— Еще жив? — удивился Блуд.
   Голос Кременя был хриплый, срывающийся, слабый:
   — Жив, боярин… И пусть жить мне недолго… зато князю моему жить вечно… Киеву быть под Владимиром!
   Блуд пристально всматривался в бледное похудевшее лицо с заострившимися чертами. Гридни толпились вокруг, с ожиданием заглядывали в лицо хозяину. Блуд движением руки отослал их за дверь.
   Кремень дышал часто, тяжело. Из разбитого рта стекала струйка крови, скапливалась лужицей под головой. В груди хрипело и булькало.
   — Больно? — спросил Блуд с деланным сочувствием.
   — Что боль для мужа… А ты, боярин, дурак…
   Блуд, не отвечая, взялся за цепь, натужился. Крюк вылетел из бревенчатой стены, звонко чиркнул по камням пола. Второй крюк не подавался, но тут Кремень потянул тоже, совместными усилиями выдрали с куском щепы, и вторая рука освободилась тоже, только на обоих глухо гремели цепи с толстыми кольцами.
   — Здорово они тебя, — определил Блуд. — Может, и не доживешь до утра. А жаль… Хотел тебя отослать обратно.
   Кремень ответил сипло:
   — Смотря с чем… Если готов помочь Владимиру, то сам поползу, а если… то ищи таких же дураков, как сам.

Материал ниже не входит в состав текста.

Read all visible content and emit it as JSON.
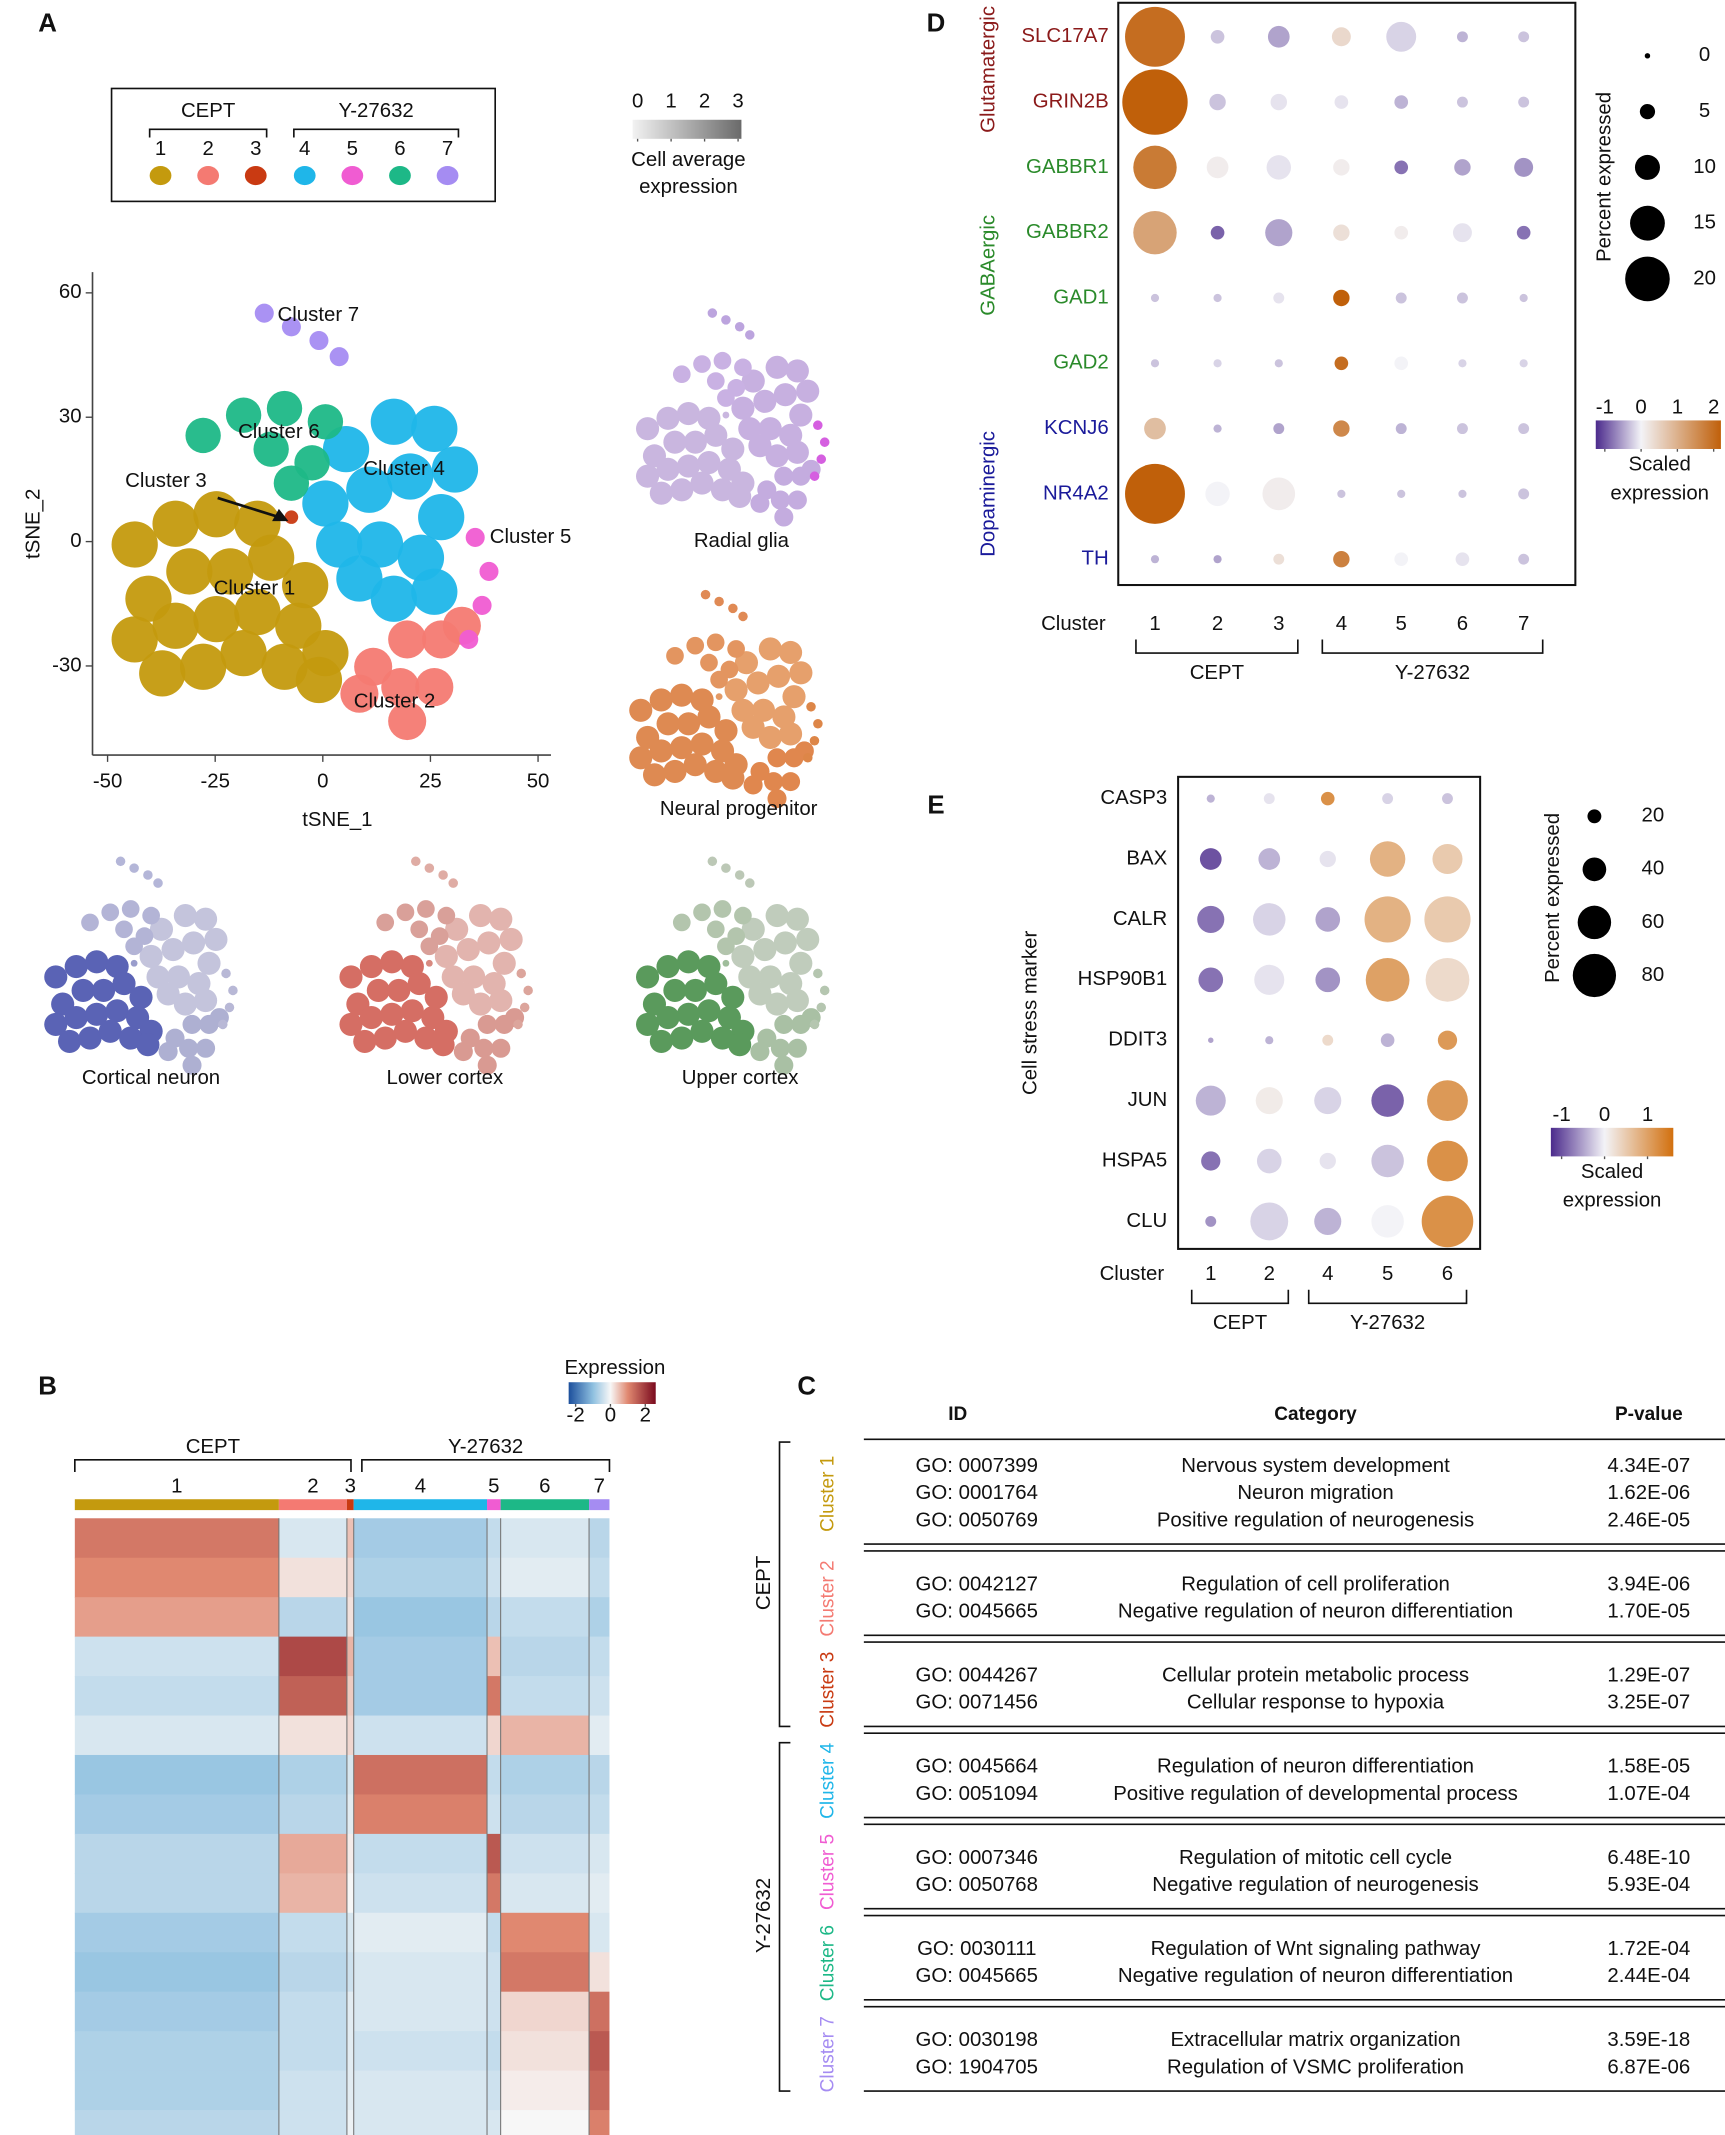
{
  "panel_labels": [
    "A",
    "B",
    "C",
    "D",
    "E"
  ],
  "chart_data": [
    {
      "type": "scatter",
      "xlabel": "tSNE_1",
      "ylabel": "tSNE_2",
      "xlim": [
        -53.5,
        53
      ],
      "ylim": [
        -51.5,
        65
      ],
      "xticks": [
        -50,
        -25,
        0,
        25,
        50
      ],
      "yticks": [
        -30,
        0,
        30,
        60
      ],
      "series": [
        {
          "name": "1",
          "group": "CEPT",
          "label": "Cluster 1",
          "color": "#c49a0e",
          "x": [
            -43.7,
            -34.2,
            -24.7,
            -15.2,
            -40.5,
            -31,
            -21.5,
            -12,
            -4.1,
            -43.7,
            -34.2,
            -24.7,
            -15.2,
            -5.7,
            0.6,
            -37.3,
            -27.8,
            -18.4,
            -8.9,
            -0.9
          ],
          "y": [
            -0.7,
            4.3,
            6.6,
            4.3,
            -13.8,
            -7.2,
            -7.2,
            -3.9,
            -10.5,
            -23.6,
            -20.3,
            -18.7,
            -17,
            -20.3,
            -26.9,
            -31.8,
            -30.2,
            -26.9,
            -30.2,
            -33.4
          ]
        },
        {
          "name": "2",
          "group": "CEPT",
          "label": "Cluster 2",
          "color": "#f47a72",
          "x": [
            11.7,
            19.6,
            27.5,
            18,
            25.9,
            19.6,
            32.3,
            8.5
          ],
          "y": [
            -30.2,
            -23.6,
            -23.6,
            -35.1,
            -35.1,
            -43.3,
            -20.3,
            -36.7
          ]
        },
        {
          "name": "3",
          "group": "CEPT",
          "label": "Cluster 3",
          "color": "#c93a12",
          "x": [
            -7.3
          ],
          "y": [
            5.9
          ]
        },
        {
          "name": "4",
          "group": "Y-27632",
          "label": "Cluster 4",
          "color": "#1fb6e9",
          "x": [
            5.4,
            16.5,
            25.9,
            30.7,
            0.6,
            10.8,
            20.3,
            27.5,
            3.8,
            13.3,
            22.8,
            16.5,
            25.9,
            8.5
          ],
          "y": [
            22.3,
            28.9,
            27.2,
            17.4,
            9.2,
            12.5,
            15.7,
            5.9,
            -0.7,
            -0.7,
            -3.9,
            -13.8,
            -12.1,
            -8.9
          ]
        },
        {
          "name": "5",
          "group": "Y-27632",
          "label": "Cluster 5",
          "color": "#f05cd2",
          "x": [
            35.4,
            38.6,
            37,
            33.9
          ],
          "y": [
            1,
            -7.2,
            -15.4,
            -23.6
          ]
        },
        {
          "name": "6",
          "group": "Y-27632",
          "label": "Cluster 6",
          "color": "#1db887",
          "x": [
            -27.8,
            -18.4,
            -8.9,
            0.6,
            -12,
            -2.5,
            -7.3
          ],
          "y": [
            25.6,
            30.5,
            32.1,
            28.9,
            22.3,
            19,
            14.1
          ]
        },
        {
          "name": "7",
          "group": "Y-27632",
          "label": "Cluster 7",
          "color": "#a58cf2",
          "x": [
            -13.6,
            -7.3,
            -0.9,
            3.8
          ],
          "y": [
            55.1,
            51.8,
            48.5,
            44.6
          ]
        }
      ],
      "colorbar": {
        "ticks": [
          0,
          1,
          2,
          3
        ],
        "label_lines": [
          "Cell average",
          "expression"
        ],
        "colorscale": [
          [
            -0.15,
            "#f2f2f2"
          ],
          [
            3.1,
            "#6a6a6a"
          ]
        ]
      },
      "feature_maps": [
        {
          "label": "Radial glia",
          "colors": [
            "#c9b6df",
            "#c4acdf",
            "#c9b6df",
            "#c7b0e0",
            "#d55fe0",
            "#c9b1e3",
            "#bca4de"
          ]
        },
        {
          "label": "Neural progenitor",
          "colors": [
            "#de8a52",
            "#e0874e",
            "#e39a66",
            "#e6a06c",
            "#dd8648",
            "#e39560",
            "#e08a55"
          ]
        },
        {
          "label": "Cortical neuron",
          "colors": [
            "#5a63b5",
            "#aeb0d2",
            "#9a9dcc",
            "#c4c4dc",
            "#b8b8d6",
            "#b3b4d6",
            "#b4b6d8"
          ]
        },
        {
          "label": "Lower cortex",
          "colors": [
            "#d56e64",
            "#d99a92",
            "#d88a80",
            "#e2b4ae",
            "#dca59c",
            "#d9a099",
            "#dfaca4"
          ]
        },
        {
          "label": "Upper cortex",
          "colors": [
            "#5a9a5c",
            "#a9c0a4",
            "#9fbd9b",
            "#c0ccbc",
            "#b5c6b0",
            "#b3c5ad",
            "#bcc8b6"
          ]
        }
      ]
    },
    {
      "type": "heatmap",
      "categories": [
        "1",
        "2",
        "3",
        "4",
        "5",
        "6",
        "7"
      ],
      "category_groups": [
        "CEPT",
        "CEPT",
        "CEPT",
        "Y-27632",
        "Y-27632",
        "Y-27632",
        "Y-27632"
      ],
      "category_colors": [
        "#c49a0e",
        "#f47a72",
        "#c93a12",
        "#1fb6e9",
        "#f05cd2",
        "#1db887",
        "#a58cf2"
      ],
      "values": [
        [
          1.2,
          -0.3,
          0.5,
          -0.8,
          -0.5,
          -0.3,
          -0.6
        ],
        [
          1.0,
          0.2,
          0.3,
          -0.7,
          -0.4,
          -0.2,
          -0.5
        ],
        [
          0.8,
          -0.6,
          0.2,
          -0.9,
          -0.6,
          -0.5,
          -0.7
        ],
        [
          -0.4,
          1.8,
          0.6,
          -0.8,
          0.5,
          -0.6,
          -0.5
        ],
        [
          -0.5,
          1.5,
          0.4,
          -0.8,
          1.2,
          -0.5,
          -0.4
        ],
        [
          -0.3,
          0.2,
          0.3,
          -0.4,
          0.3,
          0.6,
          -0.2
        ],
        [
          -0.9,
          -0.7,
          -0.3,
          1.3,
          -0.5,
          -0.7,
          -0.6
        ],
        [
          -0.8,
          -0.6,
          -0.2,
          1.1,
          -0.4,
          -0.6,
          -0.5
        ],
        [
          -0.6,
          0.7,
          0.1,
          -0.5,
          1.6,
          -0.4,
          -0.3
        ],
        [
          -0.6,
          0.6,
          0.0,
          -0.4,
          1.2,
          -0.3,
          -0.2
        ],
        [
          -0.8,
          -0.5,
          -0.3,
          -0.2,
          -0.5,
          1.0,
          -0.3
        ],
        [
          -0.9,
          -0.6,
          -0.4,
          -0.3,
          -0.4,
          1.2,
          0.2
        ],
        [
          -0.8,
          -0.5,
          -0.2,
          -0.3,
          -0.4,
          0.3,
          1.3
        ],
        [
          -0.7,
          -0.5,
          -0.2,
          -0.4,
          -0.5,
          0.2,
          1.6
        ],
        [
          -0.7,
          -0.4,
          -0.2,
          -0.3,
          -0.4,
          0.1,
          1.4
        ],
        [
          -0.6,
          -0.4,
          -0.1,
          -0.3,
          -0.3,
          0.0,
          1.1
        ]
      ],
      "colorbar": {
        "title": "Expression",
        "ticks": [
          -2,
          0,
          2
        ],
        "colorscale": [
          [
            -2.4,
            "#1c4f9c"
          ],
          [
            -1,
            "#8fc0e0"
          ],
          [
            0,
            "#f7f7f7"
          ],
          [
            1,
            "#e08870"
          ],
          [
            2.6,
            "#7a0a1e"
          ]
        ]
      }
    },
    {
      "type": "dotplot",
      "xlabel": "Cluster",
      "categories": [
        "1",
        "2",
        "3",
        "4",
        "5",
        "6",
        "7"
      ],
      "category_groups": [
        "CEPT",
        "CEPT",
        "CEPT",
        "Y-27632",
        "Y-27632",
        "Y-27632",
        "Y-27632"
      ],
      "rows": [
        "SLC17A7",
        "GRIN2B",
        "GABBR1",
        "GABBR2",
        "GAD1",
        "GAD2",
        "KCNJ6",
        "NR4A2",
        "TH"
      ],
      "row_groups": [
        "Glutamatergic",
        "Glutamatergic",
        "GABAergic",
        "GABAergic",
        "GABAergic",
        "GABAergic",
        "Dopaminergic",
        "Dopaminergic",
        "Dopaminergic"
      ],
      "row_colors": [
        "#8b1a1a",
        "#8b1a1a",
        "#2a8a2a",
        "#2a8a2a",
        "#2a8a2a",
        "#2a8a2a",
        "#1a1a9a",
        "#1a1a9a",
        "#1a1a9a"
      ],
      "sizes": [
        [
          27.8,
          4.2,
          8.3,
          6.9,
          12.5,
          2.8,
          2.8
        ],
        [
          30.6,
          5.6,
          5.6,
          4.2,
          4.2,
          2.8,
          2.8
        ],
        [
          19.4,
          8.3,
          9.7,
          5.6,
          4.2,
          5.6,
          6.9
        ],
        [
          19.4,
          4.2,
          11.1,
          5.6,
          4.2,
          6.9,
          4.2
        ],
        [
          1.4,
          1.4,
          2.8,
          5.6,
          2.8,
          2.8,
          1.4
        ],
        [
          1.4,
          1.4,
          1.4,
          4.2,
          4.2,
          1.4,
          1.4
        ],
        [
          8.3,
          1.4,
          2.8,
          5.6,
          2.8,
          2.8,
          2.8
        ],
        [
          27.8,
          9.7,
          13.9,
          1.4,
          1.4,
          1.4,
          2.8
        ],
        [
          1.4,
          1.4,
          2.8,
          5.6,
          4.2,
          4.2,
          2.8
        ]
      ],
      "values": [
        [
          2,
          -0.3,
          -0.5,
          0.4,
          -0.2,
          -0.4,
          -0.3
        ],
        [
          2.3,
          -0.3,
          -0.1,
          -0.1,
          -0.4,
          -0.3,
          -0.3
        ],
        [
          1.8,
          0.1,
          -0.1,
          0.1,
          -0.8,
          -0.5,
          -0.6
        ],
        [
          1.2,
          -0.9,
          -0.5,
          0.3,
          0.1,
          -0.1,
          -0.8
        ],
        [
          -0.3,
          -0.3,
          -0.1,
          2.2,
          -0.3,
          -0.3,
          -0.3
        ],
        [
          -0.3,
          -0.2,
          -0.3,
          2.0,
          0,
          -0.2,
          -0.2
        ],
        [
          0.8,
          -0.4,
          -0.5,
          1.6,
          -0.4,
          -0.3,
          -0.3
        ],
        [
          2.2,
          0,
          0.1,
          -0.3,
          -0.3,
          -0.3,
          -0.3
        ],
        [
          -0.4,
          -0.5,
          0.3,
          1.7,
          0,
          -0.1,
          -0.3
        ]
      ],
      "size_legend": {
        "title": "Percent expressed",
        "ticks": [
          0,
          5,
          10,
          15,
          20
        ]
      },
      "colorbar": {
        "ticks": [
          -1,
          0,
          1,
          2
        ],
        "label_lines": [
          "Scaled",
          "expression"
        ],
        "colorscale": [
          [
            -1.25,
            "#4b2a8c"
          ],
          [
            0,
            "#f3f3f7"
          ],
          [
            2.2,
            "#c0600a"
          ]
        ]
      }
    },
    {
      "type": "dotplot",
      "xlabel": "Cluster",
      "ylabel": "Cell stress marker",
      "categories": [
        "1",
        "2",
        "4",
        "5",
        "6"
      ],
      "category_groups": [
        "CEPT",
        "CEPT",
        "Y-27632",
        "Y-27632",
        "Y-27632"
      ],
      "rows": [
        "CASP3",
        "BAX",
        "CALR",
        "HSP90B1",
        "DDIT3",
        "JUN",
        "HSPA5",
        "CLU"
      ],
      "sizes": [
        [
          8.3,
          13.9,
          19.4,
          13.9,
          13.9
        ],
        [
          36,
          36,
          25,
          64,
          53
        ],
        [
          47,
          58,
          42,
          86,
          86
        ],
        [
          42,
          53,
          42,
          81,
          81
        ],
        [
          2.8,
          8.3,
          13.9,
          19.4,
          31
        ],
        [
          53,
          47,
          47,
          58,
          75
        ],
        [
          31,
          42,
          25,
          58,
          75
        ],
        [
          14,
          69,
          47,
          58,
          97
        ]
      ],
      "values": [
        [
          -0.4,
          -0.1,
          1.2,
          -0.2,
          -0.3
        ],
        [
          -1,
          -0.4,
          -0.1,
          0.8,
          0.5
        ],
        [
          -0.8,
          -0.2,
          -0.5,
          0.8,
          0.5
        ],
        [
          -0.8,
          -0.1,
          -0.6,
          1.0,
          0.3
        ],
        [
          -0.5,
          -0.4,
          0.3,
          -0.4,
          1.1
        ],
        [
          -0.4,
          0.1,
          -0.2,
          -0.9,
          1.1
        ],
        [
          -0.8,
          -0.2,
          -0.1,
          -0.3,
          1.2
        ],
        [
          -0.6,
          -0.2,
          -0.4,
          0,
          1.2
        ]
      ],
      "size_legend": {
        "title": "Percent expressed",
        "ticks": [
          20,
          40,
          60,
          80
        ]
      },
      "colorbar": {
        "ticks": [
          -1,
          0,
          1
        ],
        "label_lines": [
          "Scaled",
          "expression"
        ],
        "colorscale": [
          [
            -1.25,
            "#4b2a8c"
          ],
          [
            0,
            "#f3f3f7"
          ],
          [
            1.6,
            "#d2700e"
          ]
        ]
      }
    }
  ],
  "table": {
    "columns": [
      "ID",
      "Category",
      "P-value"
    ],
    "groups": [
      {
        "name": "CEPT",
        "clusters": [
          {
            "name": "Cluster 1",
            "color": "#c49a0e",
            "rows": [
              [
                "GO: 0007399",
                "Nervous system development",
                "4.34E-07"
              ],
              [
                "GO: 0001764",
                "Neuron migration",
                "1.62E-06"
              ],
              [
                "GO: 0050769",
                "Positive regulation of neurogenesis",
                "2.46E-05"
              ]
            ]
          },
          {
            "name": "Cluster 2",
            "color": "#f47a72",
            "rows": [
              [
                "GO: 0042127",
                "Regulation of cell proliferation",
                "3.94E-06"
              ],
              [
                "GO: 0045665",
                "Negative regulation of neuron differentiation",
                "1.70E-05"
              ]
            ]
          },
          {
            "name": "Cluster 3",
            "color": "#c93a12",
            "rows": [
              [
                "GO: 0044267",
                "Cellular protein metabolic process",
                "1.29E-07"
              ],
              [
                "GO: 0071456",
                "Cellular response to hypoxia",
                "3.25E-07"
              ]
            ]
          }
        ]
      },
      {
        "name": "Y-27632",
        "clusters": [
          {
            "name": "Cluster 4",
            "color": "#1fb6e9",
            "rows": [
              [
                "GO: 0045664",
                "Regulation of neuron differentiation",
                "1.58E-05"
              ],
              [
                "GO: 0051094",
                "Positive regulation of developmental process",
                "1.07E-04"
              ]
            ]
          },
          {
            "name": "Cluster 5",
            "color": "#f05cd2",
            "rows": [
              [
                "GO: 0007346",
                "Regulation of mitotic cell cycle",
                "6.48E-10"
              ],
              [
                "GO: 0050768",
                "Negative regulation of neurogenesis",
                "5.93E-04"
              ]
            ]
          },
          {
            "name": "Cluster 6",
            "color": "#1db887",
            "rows": [
              [
                "GO: 0030111",
                "Regulation of Wnt signaling pathway",
                "1.72E-04"
              ],
              [
                "GO: 0045665",
                "Negative regulation of neuron differentiation",
                "2.44E-04"
              ]
            ]
          },
          {
            "name": "Cluster 7",
            "color": "#a58cf2",
            "rows": [
              [
                "GO: 0030198",
                "Extracellular matrix organization",
                "3.59E-18"
              ],
              [
                "GO: 1904705",
                "Regulation of VSMC proliferation",
                "6.87E-06"
              ]
            ]
          }
        ]
      }
    ]
  }
}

   Блуд смотрел равнодушными глазами.
   — А ты верный своему князю, — сказал он холодно. — Боюсь, у Ярополка таких нет. Это ж надо так блюсти княжьи интересы! Даже на плахе помнишь. Только чего-то твой князь не учел. Хоть я и знатен, и уважают меня бояре, и сам Ярополк считается, но не могу же я взять и передать новгородцу град! Не я князь, Ярополк правит.
   — Велено передать, — Кремень закашлялся, с усилием сел, прислонившись спиной к стене. Каждое движение давалось ему с огромным трудом. — Передать… что помощь будет.
   — Откуда? — насторожился Блуд.
   — Не ведомо мне. Князь сказал, а его слово крепко.
   — Узнаю Владимира, — сказал Блуд с досадой. — Даже от своих таится… Ну да так и надо, если хочешь победить. Почему ж твой князь считает, что я должен держаться его, а не Ярополка?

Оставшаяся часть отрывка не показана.